| robin_d_laws ( @ 2005-07-06 09:49:00 |
| Entry tags: | gaming hut |
Gaming Hut: Eliminating Mannerisms II A while ago I talked about starting up a new series where I deliberately swear off many of my Gming mannerisms.
wordwill asked for a progress report and here it is.
No open-ended problems or extended continuity. All cases are discrete episodes unto themselves.
This has gone well so far. It’s helped greatly with our attendance situation. Due to the usual adult time commitments, we have a rotating cast of players. Being able to rotate characters in and out has been a great boon. The characters are professionals who clock in, clock out, and work cases. No need for fancy explanations when somebody doesn’t show. In the last continuity heavy series, a PC won a contest that made him a king. When his player had other commitments, a convoluted and not entirely satisfactory plot device was required to explain his frequent absences.
An unexpected consequence: interchangeable characters are expendable characters. In my default series style, I weave continuing plot lines around each character. I therefore contrive to keep the characters alive. Otherwise a raft of carefully developed story elements die with them. Here I can dish out the brutality without qualm; I pay no story tax if the die rolls happen to condemn a character to death. (Also I’m playing using somebody else’s established rules set, which also encourages me to let the gore spatter where it may. Why, it’s playtesting, I say!)
No ongoing villains.
The adventure source material from which roleplaying tropes evolve get great mileage out of recurring arch-villains. In an RPG series, though, players can feel a sense of frustration at never being able to definitively defeat the bad guys. Disposable (if sometimes nasty) villains seem to be working so far.
No statless or impossibly powerful antagonists. (Note that your superiors do not count as antagonists.)
One character, the boss, is necessary to the premise of the series. Everybody else can be killed. The group is facing a lethal (and careful) enemy now, but she has game stats and is eminently slayable — if and when they get their hands on her.
No ascensions into godhood or interactions with divine or semi-divine entities.
Haven’t been tempted by this one but it’s a perennial mannerism and I’ll have to keep an eye on it.

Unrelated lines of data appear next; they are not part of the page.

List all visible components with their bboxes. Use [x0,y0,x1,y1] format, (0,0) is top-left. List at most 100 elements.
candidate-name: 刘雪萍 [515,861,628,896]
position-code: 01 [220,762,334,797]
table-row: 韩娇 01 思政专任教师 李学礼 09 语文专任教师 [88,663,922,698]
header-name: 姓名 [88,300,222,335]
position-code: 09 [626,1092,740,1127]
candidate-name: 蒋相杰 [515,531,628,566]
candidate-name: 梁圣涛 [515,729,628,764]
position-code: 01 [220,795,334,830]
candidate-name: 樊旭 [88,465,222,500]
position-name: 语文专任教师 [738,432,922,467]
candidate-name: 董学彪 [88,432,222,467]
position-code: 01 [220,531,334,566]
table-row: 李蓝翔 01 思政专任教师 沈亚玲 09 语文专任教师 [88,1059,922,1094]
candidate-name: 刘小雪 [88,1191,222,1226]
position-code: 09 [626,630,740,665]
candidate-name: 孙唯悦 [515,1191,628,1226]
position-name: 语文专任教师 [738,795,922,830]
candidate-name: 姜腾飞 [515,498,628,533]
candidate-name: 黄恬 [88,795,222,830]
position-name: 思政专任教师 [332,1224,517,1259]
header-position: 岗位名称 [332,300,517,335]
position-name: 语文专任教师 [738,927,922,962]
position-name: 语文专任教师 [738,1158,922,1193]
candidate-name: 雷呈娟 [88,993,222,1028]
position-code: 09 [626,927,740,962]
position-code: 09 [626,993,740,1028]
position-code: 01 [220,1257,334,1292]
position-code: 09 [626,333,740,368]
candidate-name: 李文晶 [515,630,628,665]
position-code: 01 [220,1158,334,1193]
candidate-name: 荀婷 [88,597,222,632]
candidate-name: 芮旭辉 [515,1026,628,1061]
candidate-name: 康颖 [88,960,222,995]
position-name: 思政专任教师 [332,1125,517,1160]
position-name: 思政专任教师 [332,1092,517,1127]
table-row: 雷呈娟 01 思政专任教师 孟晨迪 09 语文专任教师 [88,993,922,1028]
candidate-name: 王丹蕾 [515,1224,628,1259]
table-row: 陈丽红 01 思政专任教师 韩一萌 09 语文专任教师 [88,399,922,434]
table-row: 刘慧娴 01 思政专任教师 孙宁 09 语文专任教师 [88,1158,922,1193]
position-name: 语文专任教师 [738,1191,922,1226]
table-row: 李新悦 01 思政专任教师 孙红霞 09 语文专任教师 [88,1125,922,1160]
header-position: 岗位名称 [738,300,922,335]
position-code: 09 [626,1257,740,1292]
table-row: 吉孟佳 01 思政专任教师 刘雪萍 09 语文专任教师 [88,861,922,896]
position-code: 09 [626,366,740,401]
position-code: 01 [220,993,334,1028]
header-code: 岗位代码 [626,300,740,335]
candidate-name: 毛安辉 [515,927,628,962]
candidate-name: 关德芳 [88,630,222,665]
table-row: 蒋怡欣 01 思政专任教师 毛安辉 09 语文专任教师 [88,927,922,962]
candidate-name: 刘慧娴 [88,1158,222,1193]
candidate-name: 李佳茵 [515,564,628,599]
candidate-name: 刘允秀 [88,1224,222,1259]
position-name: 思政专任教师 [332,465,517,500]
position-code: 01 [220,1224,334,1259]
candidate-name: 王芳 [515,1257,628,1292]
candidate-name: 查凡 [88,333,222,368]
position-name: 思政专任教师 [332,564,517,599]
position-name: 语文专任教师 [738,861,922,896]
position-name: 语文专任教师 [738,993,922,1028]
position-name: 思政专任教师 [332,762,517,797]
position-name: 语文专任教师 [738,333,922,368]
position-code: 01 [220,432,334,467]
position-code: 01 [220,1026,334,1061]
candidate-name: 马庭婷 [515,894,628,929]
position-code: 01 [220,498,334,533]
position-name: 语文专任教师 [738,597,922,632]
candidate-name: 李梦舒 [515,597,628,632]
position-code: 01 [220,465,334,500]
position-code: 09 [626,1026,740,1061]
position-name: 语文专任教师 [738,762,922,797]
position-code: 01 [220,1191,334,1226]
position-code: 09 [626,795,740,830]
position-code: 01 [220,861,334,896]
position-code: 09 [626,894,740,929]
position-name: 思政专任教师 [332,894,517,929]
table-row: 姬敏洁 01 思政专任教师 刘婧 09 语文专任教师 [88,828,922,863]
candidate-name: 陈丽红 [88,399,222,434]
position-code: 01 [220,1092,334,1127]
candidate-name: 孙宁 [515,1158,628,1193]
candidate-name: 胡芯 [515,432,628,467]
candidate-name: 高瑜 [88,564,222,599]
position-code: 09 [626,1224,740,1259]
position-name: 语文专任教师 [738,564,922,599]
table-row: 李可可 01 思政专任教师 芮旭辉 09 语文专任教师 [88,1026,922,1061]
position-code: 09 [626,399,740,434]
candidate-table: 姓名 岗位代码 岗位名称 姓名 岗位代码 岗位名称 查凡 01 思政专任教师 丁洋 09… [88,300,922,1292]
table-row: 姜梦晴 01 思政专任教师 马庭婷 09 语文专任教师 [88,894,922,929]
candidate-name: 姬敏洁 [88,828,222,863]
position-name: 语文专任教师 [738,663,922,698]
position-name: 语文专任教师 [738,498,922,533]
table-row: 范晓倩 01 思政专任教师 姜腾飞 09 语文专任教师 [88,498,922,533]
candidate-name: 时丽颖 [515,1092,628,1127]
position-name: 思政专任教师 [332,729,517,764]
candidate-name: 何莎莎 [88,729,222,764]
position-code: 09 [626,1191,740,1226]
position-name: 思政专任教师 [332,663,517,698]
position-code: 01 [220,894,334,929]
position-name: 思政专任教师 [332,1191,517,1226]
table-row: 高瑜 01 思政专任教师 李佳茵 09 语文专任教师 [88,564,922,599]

Anyhow, I’m working out this obsession in a spec project…
I’m also considering a restriction on comic GMCs, but have declined to formally forswear them.
I didn’t swear off comic GMCs and am glad I didn’t. Comic relief provides contrast that sharpens the horror and nastiness. A funny character functions as shorthand, indicating that his role is minor and the information they can get out of him is limited.
In exchange for these restrictions, I’ve made a single demand of my players: You may not, jokingly or otherwise, refer to yourselves as incompetent, bunglers, unlucky, etc. You are playing competent professionals. Do not undermine this, even out of character.
I only have to step in and remind them not to go there about once per episode. My staunchest self-deprecator was delighted during the last session to find an instance where it seemed appropriate. (I’ve already forgotten the context; anyhow, I steered them away from the outbreak of deflating humor.)